Ladoumègue, c'était presque exclusivement deux jambes longues à la ligne pure.
Sur ces assises reposait un torse court et étroit, donc léger. Le travail des
muscles inférieurs se trouvait ainsi diminué. L'allure de Ladoumègue était
aérienne ; les pointes de ses souliers mordaient à peine le sol. Mais des
poumons, un cœur médiocres interdisaient à cet athlète-danseur les efforts
prolongés. Lui aussi était marqué et limité par des qualités natives.
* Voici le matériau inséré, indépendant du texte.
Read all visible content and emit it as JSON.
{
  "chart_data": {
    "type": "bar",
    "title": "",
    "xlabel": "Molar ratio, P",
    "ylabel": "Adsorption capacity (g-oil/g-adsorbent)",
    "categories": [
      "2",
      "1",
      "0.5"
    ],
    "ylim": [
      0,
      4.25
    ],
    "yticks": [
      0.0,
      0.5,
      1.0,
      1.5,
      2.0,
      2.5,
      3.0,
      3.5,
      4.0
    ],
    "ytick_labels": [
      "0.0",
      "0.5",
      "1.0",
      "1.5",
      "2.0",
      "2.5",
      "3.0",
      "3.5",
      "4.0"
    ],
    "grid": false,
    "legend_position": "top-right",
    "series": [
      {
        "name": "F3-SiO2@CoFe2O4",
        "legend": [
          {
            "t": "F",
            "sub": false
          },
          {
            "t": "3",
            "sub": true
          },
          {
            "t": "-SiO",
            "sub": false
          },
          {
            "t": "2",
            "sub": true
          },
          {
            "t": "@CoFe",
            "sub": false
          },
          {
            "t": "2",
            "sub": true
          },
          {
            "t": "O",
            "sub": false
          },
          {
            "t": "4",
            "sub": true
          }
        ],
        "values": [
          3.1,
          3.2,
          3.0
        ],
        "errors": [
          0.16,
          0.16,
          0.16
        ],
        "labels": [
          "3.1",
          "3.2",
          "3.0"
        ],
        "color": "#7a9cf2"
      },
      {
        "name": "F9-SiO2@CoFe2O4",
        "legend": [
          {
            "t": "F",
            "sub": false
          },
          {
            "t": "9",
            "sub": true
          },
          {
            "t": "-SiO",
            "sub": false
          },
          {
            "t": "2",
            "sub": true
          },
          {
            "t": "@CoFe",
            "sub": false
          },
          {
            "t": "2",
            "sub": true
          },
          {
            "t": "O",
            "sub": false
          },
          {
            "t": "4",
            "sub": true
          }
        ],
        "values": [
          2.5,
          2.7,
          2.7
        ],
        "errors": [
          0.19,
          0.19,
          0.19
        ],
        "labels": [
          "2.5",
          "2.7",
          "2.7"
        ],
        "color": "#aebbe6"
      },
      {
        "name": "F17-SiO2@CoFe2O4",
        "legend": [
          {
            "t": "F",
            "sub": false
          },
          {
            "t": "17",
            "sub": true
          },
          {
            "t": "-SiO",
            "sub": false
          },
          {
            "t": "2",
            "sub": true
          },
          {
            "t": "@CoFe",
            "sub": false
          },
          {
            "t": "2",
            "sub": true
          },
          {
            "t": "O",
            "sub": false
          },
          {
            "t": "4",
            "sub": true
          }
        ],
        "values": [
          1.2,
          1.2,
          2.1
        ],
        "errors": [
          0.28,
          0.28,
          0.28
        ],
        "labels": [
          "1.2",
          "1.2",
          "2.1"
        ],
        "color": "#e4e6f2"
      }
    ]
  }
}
Une dernière question se pose. Un plafond sera-t-il jamais
atteint ? Des records devront-ils être jugés comme définitivement
imbattables ? Il est évident que, dès qu'un facteur mécanique intervient,
des progrès sont toujours concevables. Le mur du son a été crevé. Quoique la
quasi-perfection semble atteinte, on peut imaginer un vélo plus léger encore,
un mécanisme utilisant la force des bras. Mais l'homme livré à lui-même est-il
destiné sans fin à courir plus vite, à sauter plus haut, à lancer des poids
plus loin ? Une réponse péremptoire serait bien audacieuse. Pour notre
part, nous croyons que le progrès de l'homme se ralentira à certaines époques,
mais qu'il ne s'arrêtera jamais. Meilleure connaissance de la physiologie
intime, alimentation plus rationnelle, entraînement plus judicieux produiront des
résultats incessants.
Pour nos petits-neveux, l'exploit de Zatopek sera sans doute
une performance banale. L'étape des 20 kilomètres n'en méritait pas moins
d'être soulignée.
Jean BUZANÇAIS.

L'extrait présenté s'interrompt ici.